夙清桐哭笑不得的看着他,她低估了这个人对灵面的崇拜,“不知,师父向来不向别人透露他的行踪,不过他这次是回东捷国了,公子可以去那里碰碰运气。”
“什么!”柒然觉得五雷轰顶,他刚从东捷国连夜赶回来,老天爷是在耍他吗!
“你跟过来干什么?”凰梧终于忍无可忍的问他,刚才从这个小子出现开始,夙清桐就没有再看他一眼!
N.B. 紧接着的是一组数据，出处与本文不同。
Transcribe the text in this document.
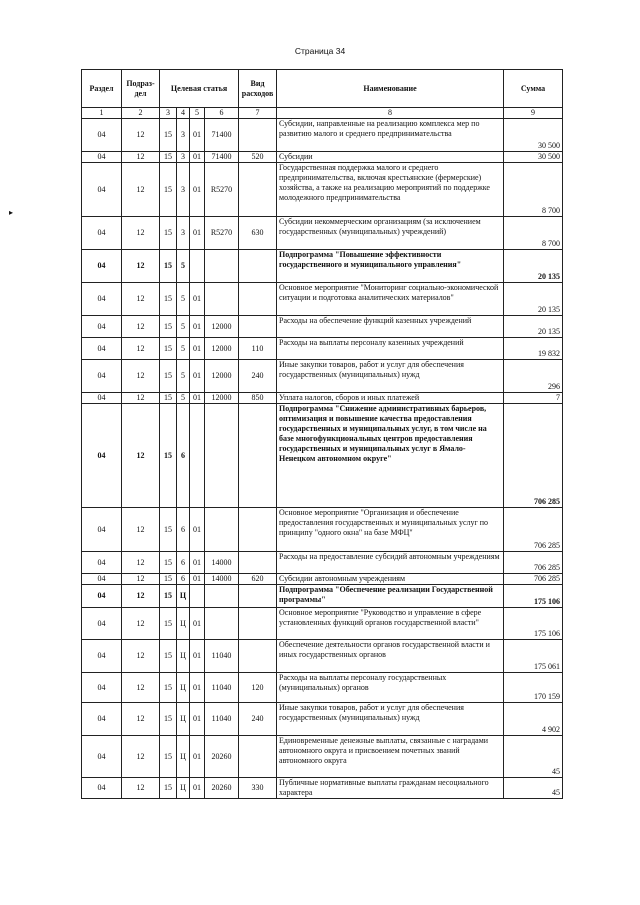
Страница 34
▸
Раздел	Подраз-дел	Целевая статья				Вид расходов	Наименование	Сумма
1	2	3	4	5	6	7	8	9
04	12	15	3	01	71400		Субсидии, направленные на реализацию комплекса мер по развитию малого и среднего предпринимательства	30 500
04	12	15	3	01	71400	520	Субсидии	30 500
04	12	15	3	01	R5270		Государственная поддержка малого и среднего предпринимательства, включая крестьянские (фермерские) хозяйства, а также на реализацию мероприятий по поддержке молодежного предпринимательства	8 700
04	12	15	3	01	R5270	630	Субсидии некоммерческим организациям (за исключением государственных (муниципальных) учреждений)	8 700
04	12	15	5				Подпрограмма "Повышение эффективности государственного и муниципального управления"	20 135
04	12	15	5	01			Основное мероприятие "Мониторинг социально-экономической ситуации и подготовка аналитических материалов"	20 135
04	12	15	5	01	12000		Расходы на обеспечение функций казенных учреждений	20 135
04	12	15	5	01	12000	110	Расходы на выплаты персоналу казенных учреждений	19 832
04	12	15	5	01	12000	240	Иные закупки товаров, работ и услуг для обеспечения государственных (муниципальных) нужд	296
04	12	15	5	01	12000	850	Уплата налогов, сборов и иных платежей	7
04	12	15	6				Подпрограмма "Снижение административных барьеров, оптимизация и повышение качества предоставления государственных и муниципальных услуг, в том числе на базе многофункциональных центров предоставления государственных и муниципальных услуг в Ямало-Ненецком автономном округе"	706 285
04	12	15	6	01			Основное мероприятие "Организация и обеспечение предоставления государственных и муниципальных услуг по принципу "одного окна" на базе МФЦ"	706 285
04	12	15	6	01	14000		Расходы на предоставление субсидий автономным учреждениям	706 285
04	12	15	6	01	14000	620	Субсидии автономным учреждениям	706 285
04	12	15	Ц				Подпрограмма "Обеспечение реализации Государственной программы"	175 106
04	12	15	Ц	01			Основное мероприятие "Руководство и управление в сфере установленных функций органов государственной власти"	175 106
04	12	15	Ц	01	11040		Обеспечение деятельности органов государственной власти и иных государственных органов	175 061
04	12	15	Ц	01	11040	120	Расходы на выплаты персоналу государственных (муниципальных) органов	170 159
04	12	15	Ц	01	11040	240	Иные закупки товаров, работ и услуг для обеспечения государственных (муниципальных) нужд	4 902
04	12	15	Ц	01	20260		Единовременные денежные выплаты, связанные с наградами автономного округа и присвоением почетных званий автономного округа	45
04	12	15	Ц	01	20260	330	Публичные нормативные выплаты гражданам несоциального характера	45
柒然哪里还有心情搭理他,对着夙清桐沮丧的说:“既然如此那我就告辞了,今日打扰夙嫡女了。”看来他还要再连夜赶回去,一刻也不能耽误。
夙清桐摇了摇头。
柒然深呼吸了一口气,转身就跑了。
“他这个人还挺有意思。”夙清桐忍不住说了这么一句。
凰梧黑了脸,“天色不早,我也回去了。”
“哦。”没了下文。
凰梧心里憋着一口气,把轻功提到了极致,很快就追上了柒然,一本正经的说:“刚才夙嫡女说灵面先生其实是去了西岳国。”
柒然猛地停下来看着他。
就在凰梧以为这家伙识破了自己的谎言的时候。
“王爷!我就知道你最好了,我这就动身去西岳!”说着马上调转了方向飞走了。
凰梧无声的笑了,心情颇好的回王府了。
翌日。
夙君贤气冲冲的回来,夙亦弦也是一脸阴沉的在他身后跟着。
“皇上怎么会突然把户部侍郎的位置给了萧漠清?”
夙亦弦也想不通,他本来以为皇上把他的任职压下来是一时的,没想到转手成为了别人的盘中餐。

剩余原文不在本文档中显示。